Officers had no objective basis to believe that there was an exigency for entry into defendant’s premises. There was a 911 call but nothing at the scene, including talking to people there, supported any inference that anything was wrong there. The grant of the motion to suppress is affirmed. Commonwealth v. Arias, 2019 Mass. LEXIS 169 (Mar. 15, 2019):
When the officers arrived at the scene in response to the 911 call, they saw and heard no signs of disturbance, and detected no signs of forced entry. To the contrary, they observed that the doors to the building, and to unit 5A, were closed and intact. Moreover, when Simard spoke with the 911 caller, she said that the men had entered the building “easily,” because they likely had a key. The officers interviewed residents of unit 7A and learned that the residents, too, had seen and heard nothing suspicious or out of the ordinary. No one else informed the officers of any commotion, noises, or sounds coming from unit 5A. As the motion judge found, the officers had no knowledge of any residents or victims inside unit 5A, and the only residents of any unit the officers knew were present were the unharmed residents of unit 7A.
The fact that Diaz was observed at the back of the building does not transform the situation into an emergency. There was no indication that he was injured, in need of emergency assistance, armed, or about to harm others, or that he had harmed others.
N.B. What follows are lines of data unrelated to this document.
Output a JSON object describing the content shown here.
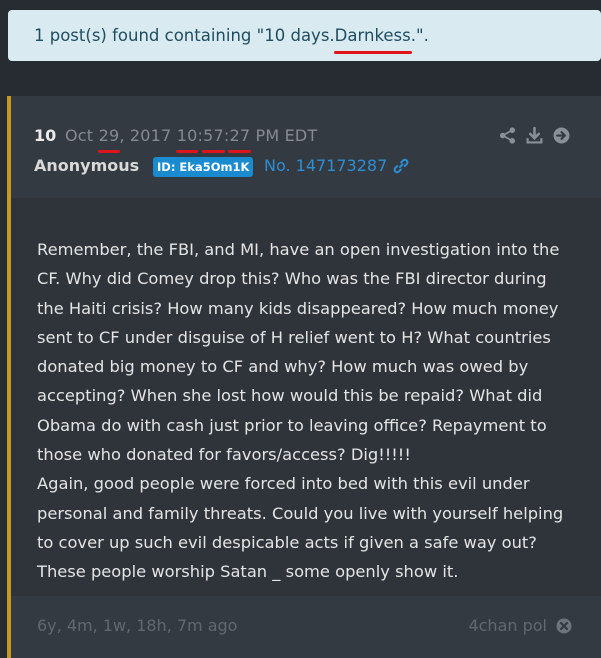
{
  "notice": {
    "prefix": "1 post(s) found containing \"10 days. ",
    "highlight": "Darnkess",
    "suffix": ".\"."
  },
  "post": {
    "number": "10",
    "date_parts": [
      "Oct ",
      "29",
      ", 2017 ",
      "10",
      ":",
      "57",
      ":",
      "27",
      " PM EDT"
    ],
    "author": "Anonymous",
    "id_badge": "ID: Eka5Om1K",
    "post_number": "No. 147173287",
    "body": [
      "Remember, the FBI, and MI, have an open investigation into the CF. Why did Comey drop this? Who was the FBI director during the Haiti crisis? How many kids disappeared? How much money sent to CF under disguise of H relief went to H? What countries donated big money to CF and why? How much was owed by accepting? When she lost how would this be repaid? What did Obama do with cash just prior to leaving office? Repayment to those who donated for favors/access? Dig!!!!!",
      "Again, good people were forced into bed with this evil under personal and family threats. Could you live with yourself helping to cover up such evil despicable acts if given a safe way out? These people worship Satan _ some openly show it."
    ],
    "time_ago": "6y, 4m, 1w, 18h, 7m ago",
    "source": "4chan pol"
  },
  "icons": [
    "share-icon",
    "download-icon",
    "arrow-right-circle-icon",
    "link-icon",
    "close-circle-icon"
  ],
  "colors": {
    "background": "#272c33",
    "notice_bg": "#daeaf1",
    "accent_border": "#c6991f",
    "link_blue": "#2d8ed4",
    "underline_red": "#e0141b"
  }
}
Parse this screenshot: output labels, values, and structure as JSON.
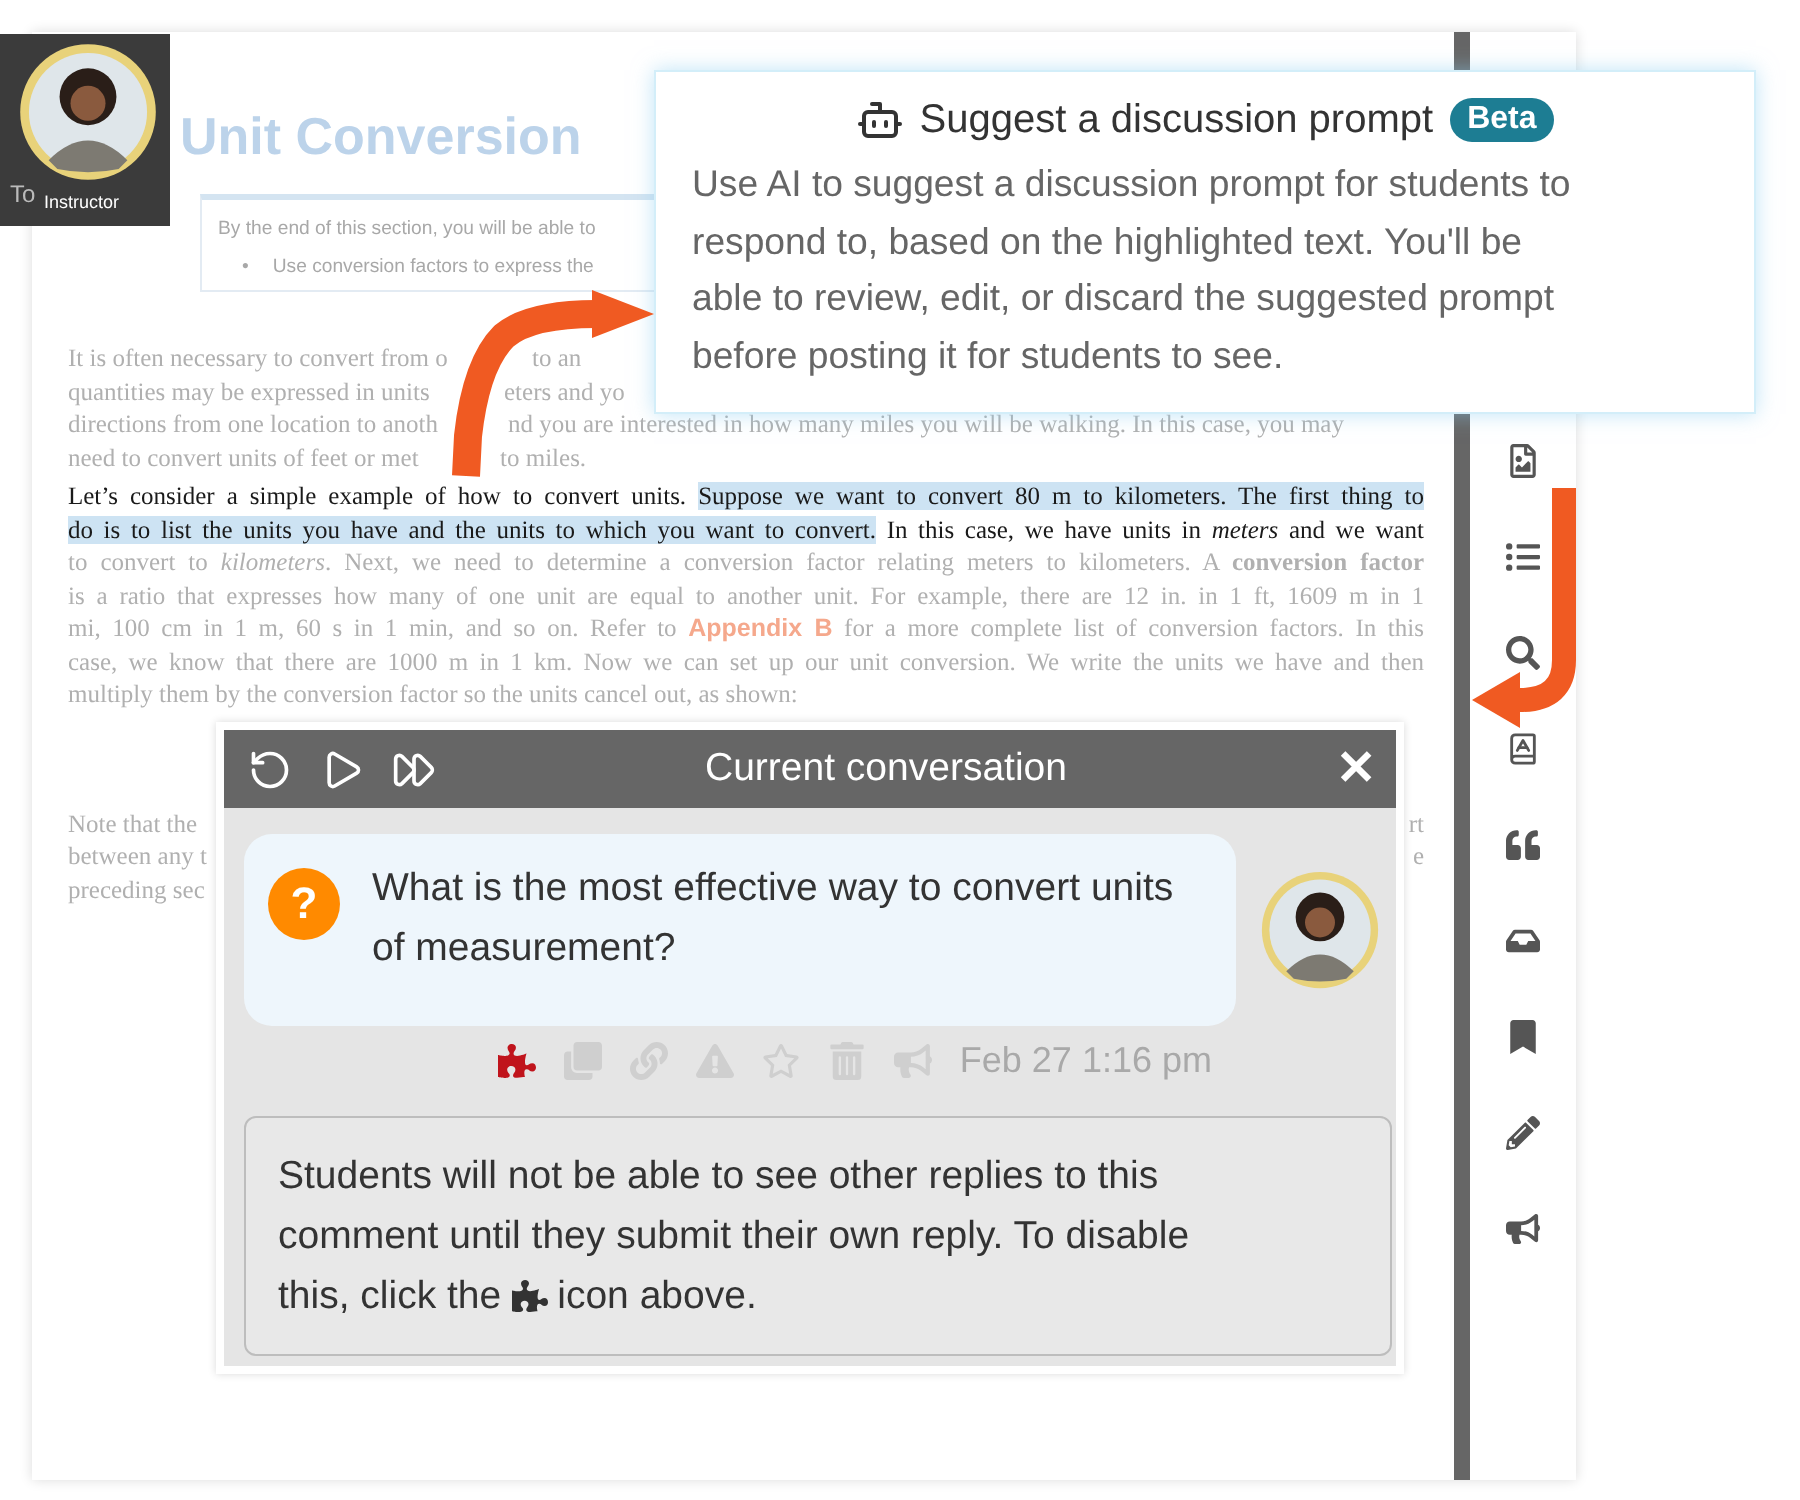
{
  "instructor": {
    "label": "Instructor",
    "behind_text": "To"
  },
  "document": {
    "title": "Unit Conversion",
    "objectives": {
      "intro": "By the end of this section, you will be able to",
      "bullets": [
        {
          "marker": "•",
          "text": "Use conversion factors to express the"
        }
      ]
    },
    "paragraph_1": [
      {
        "left": "It is often necessary to convert from o",
        "right": "to an"
      },
      {
        "left": "quantities may be expressed in units",
        "right": "eters and yo"
      },
      {
        "left": "directions from one location to anoth",
        "right": "nd you are interested in how many miles you will be walking. In this case, you may"
      },
      {
        "left": "need to convert units of feet or met",
        "right": "to miles."
      }
    ],
    "paragraph_2": [
      {
        "dim": false,
        "segments": [
          {
            "kind": "plain",
            "text": "Let’s consider a simple example of how to convert units. "
          },
          {
            "kind": "highlight",
            "text": "Suppose we want to convert 80 m to kilometers. The first thing to"
          }
        ]
      },
      {
        "dim": false,
        "segments": [
          {
            "kind": "highlight",
            "text": "do is to list the units you have and the units to which you want to convert."
          },
          {
            "kind": "plain",
            "text": " In this case, we have units in "
          },
          {
            "kind": "italic",
            "text": "meters"
          },
          {
            "kind": "plain",
            "text": " and we want"
          }
        ]
      },
      {
        "dim": true,
        "segments": [
          {
            "kind": "plain",
            "text": "to convert to "
          },
          {
            "kind": "italic",
            "text": "kilometers"
          },
          {
            "kind": "plain",
            "text": ". Next, we need to determine a conversion factor relating meters to kilometers. A "
          },
          {
            "kind": "bold",
            "text": "conversion factor"
          }
        ]
      },
      {
        "dim": true,
        "segments": [
          {
            "kind": "plain",
            "text": "is a ratio that expresses how many of one unit are equal to another unit. For example, there are 12 in. in 1 ft, 1609 m in 1"
          }
        ]
      },
      {
        "dim": true,
        "segments": [
          {
            "kind": "plain",
            "text": "mi, 100 cm in 1 m, 60 s in 1 min, and so on. Refer to "
          },
          {
            "kind": "link",
            "text": "Appendix B"
          },
          {
            "kind": "plain",
            "text": " for a more complete list of conversion factors. In this"
          }
        ]
      },
      {
        "dim": true,
        "segments": [
          {
            "kind": "plain",
            "text": "case, we know that there are 1000 m in 1 km. Now we can set up our unit conversion. We write the units we have and then"
          }
        ]
      },
      {
        "dim": true,
        "segments": [
          {
            "kind": "plain",
            "text": "multiply them by the conversion factor so the units cancel out, as shown:"
          }
        ]
      }
    ],
    "paragraph_3": [
      {
        "left": "Note that the",
        "right": "rt"
      },
      {
        "left": "between any t",
        "right": "e"
      },
      {
        "left": "preceding sec"
      }
    ]
  },
  "suggest_popup": {
    "title": "Suggest a discussion prompt",
    "badge": "Beta",
    "body": "Use AI to suggest a discussion prompt for students to respond to, based on the highlighted text. You'll be able to review, edit, or discard the suggested prompt before posting it for students to see."
  },
  "conversation": {
    "title": "Current conversation",
    "close": "✕",
    "comment": {
      "text": "What is the most effective way to convert units of measurement?",
      "badge": "?",
      "restricted": true,
      "timestamp": "Feb 27 1:16 pm"
    },
    "notice": {
      "lines": [
        "Students will not be able to see other replies to this",
        "comment until they submit their own reply. To disable"
      ],
      "before_icon": "this, click the",
      "after_icon": "icon above."
    }
  }
}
Regardless of whether the officers had sincerely held beliefs as to the existence of an armed home invasion or hostage situation, their subjective beliefs at the scene cannot justify a search under the emergency aid exception. See, e.g., Stuart, 547 U.S. at 404; Entwistle, 463 Mass. at 214. The totality of the circumstances at the time of entry here did not establish a reasonable basis to believe that an emergency existed in unit 5A. See Tuschall, 476 Mass. at 585-587. Therefore, the warrantless search was not justified under the emergency aid exception.